Last Friday night, as I left work, I was considering the art of medicine, especially as it pertains to my practice of acupuncture. Over the years, I have become convinced that not only is proper diagnosis and treatment necessary, but the very Being of the acupuncturist is also important in healing itself.  From our interactions with our patients, our presence with them, to our very quality of Being itself, the very Being of the acupuncturist is an important agent in the healing process. Who we are as human beings and the inner work we do as we strive for authenticity and individuation are critical to a truly holistic practice. Just sticking an acupuncture needle in the body does not mean that we are practicing holistically. If we are not present, if we lack authenticity, if we are not doing our own inner work, our practice will never be holistic.

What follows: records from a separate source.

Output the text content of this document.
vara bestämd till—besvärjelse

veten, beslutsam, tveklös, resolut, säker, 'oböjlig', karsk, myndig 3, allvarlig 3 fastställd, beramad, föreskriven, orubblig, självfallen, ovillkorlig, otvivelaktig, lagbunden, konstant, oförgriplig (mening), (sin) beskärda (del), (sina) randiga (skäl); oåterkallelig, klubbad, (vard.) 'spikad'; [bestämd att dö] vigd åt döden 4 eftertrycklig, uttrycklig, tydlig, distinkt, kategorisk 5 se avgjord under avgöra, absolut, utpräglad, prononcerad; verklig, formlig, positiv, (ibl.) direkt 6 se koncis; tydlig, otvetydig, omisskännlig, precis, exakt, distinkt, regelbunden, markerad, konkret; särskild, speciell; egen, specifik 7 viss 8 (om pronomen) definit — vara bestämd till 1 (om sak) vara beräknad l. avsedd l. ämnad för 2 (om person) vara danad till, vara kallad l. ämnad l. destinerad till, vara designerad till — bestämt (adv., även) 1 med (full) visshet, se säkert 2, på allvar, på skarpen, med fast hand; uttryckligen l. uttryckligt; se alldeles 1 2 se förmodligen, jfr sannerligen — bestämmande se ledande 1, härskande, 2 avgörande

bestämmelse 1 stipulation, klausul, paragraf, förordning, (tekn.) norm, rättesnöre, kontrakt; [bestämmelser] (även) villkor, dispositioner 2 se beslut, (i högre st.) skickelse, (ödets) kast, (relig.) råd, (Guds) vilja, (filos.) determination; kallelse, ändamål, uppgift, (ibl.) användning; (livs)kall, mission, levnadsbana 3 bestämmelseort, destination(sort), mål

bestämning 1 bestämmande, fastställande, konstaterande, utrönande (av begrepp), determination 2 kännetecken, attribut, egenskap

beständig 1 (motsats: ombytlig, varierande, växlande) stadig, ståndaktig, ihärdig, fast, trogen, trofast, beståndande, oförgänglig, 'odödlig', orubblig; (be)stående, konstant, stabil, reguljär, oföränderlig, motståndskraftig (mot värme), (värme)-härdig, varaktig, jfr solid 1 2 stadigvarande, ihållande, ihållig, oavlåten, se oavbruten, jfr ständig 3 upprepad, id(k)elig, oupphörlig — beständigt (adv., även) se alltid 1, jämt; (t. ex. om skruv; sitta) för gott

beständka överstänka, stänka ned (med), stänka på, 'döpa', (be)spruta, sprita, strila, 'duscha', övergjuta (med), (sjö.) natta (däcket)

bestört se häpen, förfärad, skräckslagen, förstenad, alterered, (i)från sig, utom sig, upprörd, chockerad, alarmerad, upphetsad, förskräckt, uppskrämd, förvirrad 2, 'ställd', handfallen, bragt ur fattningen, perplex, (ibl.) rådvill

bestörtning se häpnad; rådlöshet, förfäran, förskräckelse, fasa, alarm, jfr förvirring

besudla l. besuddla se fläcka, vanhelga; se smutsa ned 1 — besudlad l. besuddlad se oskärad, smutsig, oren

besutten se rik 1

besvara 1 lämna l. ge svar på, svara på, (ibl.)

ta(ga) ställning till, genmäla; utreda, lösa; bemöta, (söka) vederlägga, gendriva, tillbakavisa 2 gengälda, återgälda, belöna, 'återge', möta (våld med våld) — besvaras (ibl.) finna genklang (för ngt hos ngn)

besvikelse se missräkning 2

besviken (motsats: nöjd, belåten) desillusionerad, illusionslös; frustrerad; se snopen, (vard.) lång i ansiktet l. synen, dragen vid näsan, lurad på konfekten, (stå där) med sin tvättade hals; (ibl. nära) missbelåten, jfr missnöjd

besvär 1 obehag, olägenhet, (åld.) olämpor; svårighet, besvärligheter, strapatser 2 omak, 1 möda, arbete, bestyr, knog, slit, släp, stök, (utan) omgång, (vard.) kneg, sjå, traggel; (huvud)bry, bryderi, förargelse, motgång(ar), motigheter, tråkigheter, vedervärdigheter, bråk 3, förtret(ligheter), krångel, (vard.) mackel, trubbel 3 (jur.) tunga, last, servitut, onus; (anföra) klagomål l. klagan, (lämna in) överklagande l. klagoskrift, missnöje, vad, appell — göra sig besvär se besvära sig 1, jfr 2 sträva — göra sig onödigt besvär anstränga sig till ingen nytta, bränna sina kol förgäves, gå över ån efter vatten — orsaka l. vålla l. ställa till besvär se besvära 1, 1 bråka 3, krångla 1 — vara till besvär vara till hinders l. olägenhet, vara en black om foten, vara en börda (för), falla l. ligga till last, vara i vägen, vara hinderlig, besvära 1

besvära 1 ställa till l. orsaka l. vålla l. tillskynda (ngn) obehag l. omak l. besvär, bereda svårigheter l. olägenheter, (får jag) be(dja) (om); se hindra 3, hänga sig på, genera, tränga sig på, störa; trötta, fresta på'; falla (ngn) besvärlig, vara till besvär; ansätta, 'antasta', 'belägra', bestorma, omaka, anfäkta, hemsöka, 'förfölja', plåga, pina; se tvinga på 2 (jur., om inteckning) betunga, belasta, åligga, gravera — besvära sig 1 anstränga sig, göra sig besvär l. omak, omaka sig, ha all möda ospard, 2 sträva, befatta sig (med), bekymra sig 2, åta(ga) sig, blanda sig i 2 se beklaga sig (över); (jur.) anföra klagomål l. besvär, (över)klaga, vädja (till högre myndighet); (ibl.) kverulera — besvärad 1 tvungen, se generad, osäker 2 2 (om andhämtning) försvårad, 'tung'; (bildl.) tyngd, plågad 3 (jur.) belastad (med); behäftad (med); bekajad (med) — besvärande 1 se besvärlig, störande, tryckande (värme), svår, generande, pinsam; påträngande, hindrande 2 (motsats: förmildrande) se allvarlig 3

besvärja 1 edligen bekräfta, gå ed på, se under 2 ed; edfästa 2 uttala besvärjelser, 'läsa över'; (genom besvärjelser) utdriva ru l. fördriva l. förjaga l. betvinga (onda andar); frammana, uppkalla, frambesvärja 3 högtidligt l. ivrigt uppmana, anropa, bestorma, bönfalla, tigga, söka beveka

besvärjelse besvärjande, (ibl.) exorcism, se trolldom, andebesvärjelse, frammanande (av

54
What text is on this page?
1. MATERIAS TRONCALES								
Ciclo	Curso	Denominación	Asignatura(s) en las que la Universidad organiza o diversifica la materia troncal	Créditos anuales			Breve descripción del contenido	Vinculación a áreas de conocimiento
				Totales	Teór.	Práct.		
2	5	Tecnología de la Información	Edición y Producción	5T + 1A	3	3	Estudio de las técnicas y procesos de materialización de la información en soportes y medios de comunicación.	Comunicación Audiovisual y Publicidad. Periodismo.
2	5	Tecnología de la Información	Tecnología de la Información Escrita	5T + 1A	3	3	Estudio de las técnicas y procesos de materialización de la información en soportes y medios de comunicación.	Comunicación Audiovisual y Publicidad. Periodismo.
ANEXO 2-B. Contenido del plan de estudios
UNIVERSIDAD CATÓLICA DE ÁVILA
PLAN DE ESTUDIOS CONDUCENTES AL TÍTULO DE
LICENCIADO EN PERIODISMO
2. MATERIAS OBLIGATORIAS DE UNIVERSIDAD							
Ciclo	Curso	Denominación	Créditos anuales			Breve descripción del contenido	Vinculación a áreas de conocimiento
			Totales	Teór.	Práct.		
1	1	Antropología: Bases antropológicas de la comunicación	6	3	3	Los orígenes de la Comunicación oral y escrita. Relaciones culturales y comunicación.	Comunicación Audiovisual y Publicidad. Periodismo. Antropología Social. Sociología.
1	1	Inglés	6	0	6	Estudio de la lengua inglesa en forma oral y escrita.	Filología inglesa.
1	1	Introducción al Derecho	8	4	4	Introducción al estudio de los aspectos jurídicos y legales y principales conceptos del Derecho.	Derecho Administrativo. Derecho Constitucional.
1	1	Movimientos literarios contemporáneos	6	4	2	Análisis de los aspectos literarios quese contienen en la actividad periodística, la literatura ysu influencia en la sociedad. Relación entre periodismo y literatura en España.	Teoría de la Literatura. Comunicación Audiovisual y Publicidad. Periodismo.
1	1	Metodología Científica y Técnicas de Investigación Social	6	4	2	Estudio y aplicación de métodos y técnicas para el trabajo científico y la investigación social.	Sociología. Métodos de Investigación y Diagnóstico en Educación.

As I discussed this, another acupuncturist commented on the difficulty of consistently maintaining that level of Being in practice, and that doing so could be draining. Upon reflection, I answered that I think that quality of Being only comes from one’s own consistent inner work. If it comes from that, it is uncontrived, wu wei. If it’s contrived, it will be inauthentic and will be draining. Or if our own inner work is inconsistent, it will be draining. Being is not something that we do. It is not an act that we put on; it is a letting go of the act — a dropping our “act.” Being is not rooted in doing. But if our Doing is rooted in Being, there will be a quality that approaches ineffability. Authentic Being is in unity with the transcendent. The key is to be our authentic selves; and to realize that our own Being is as important as the needles in we use our acupuncture treatment.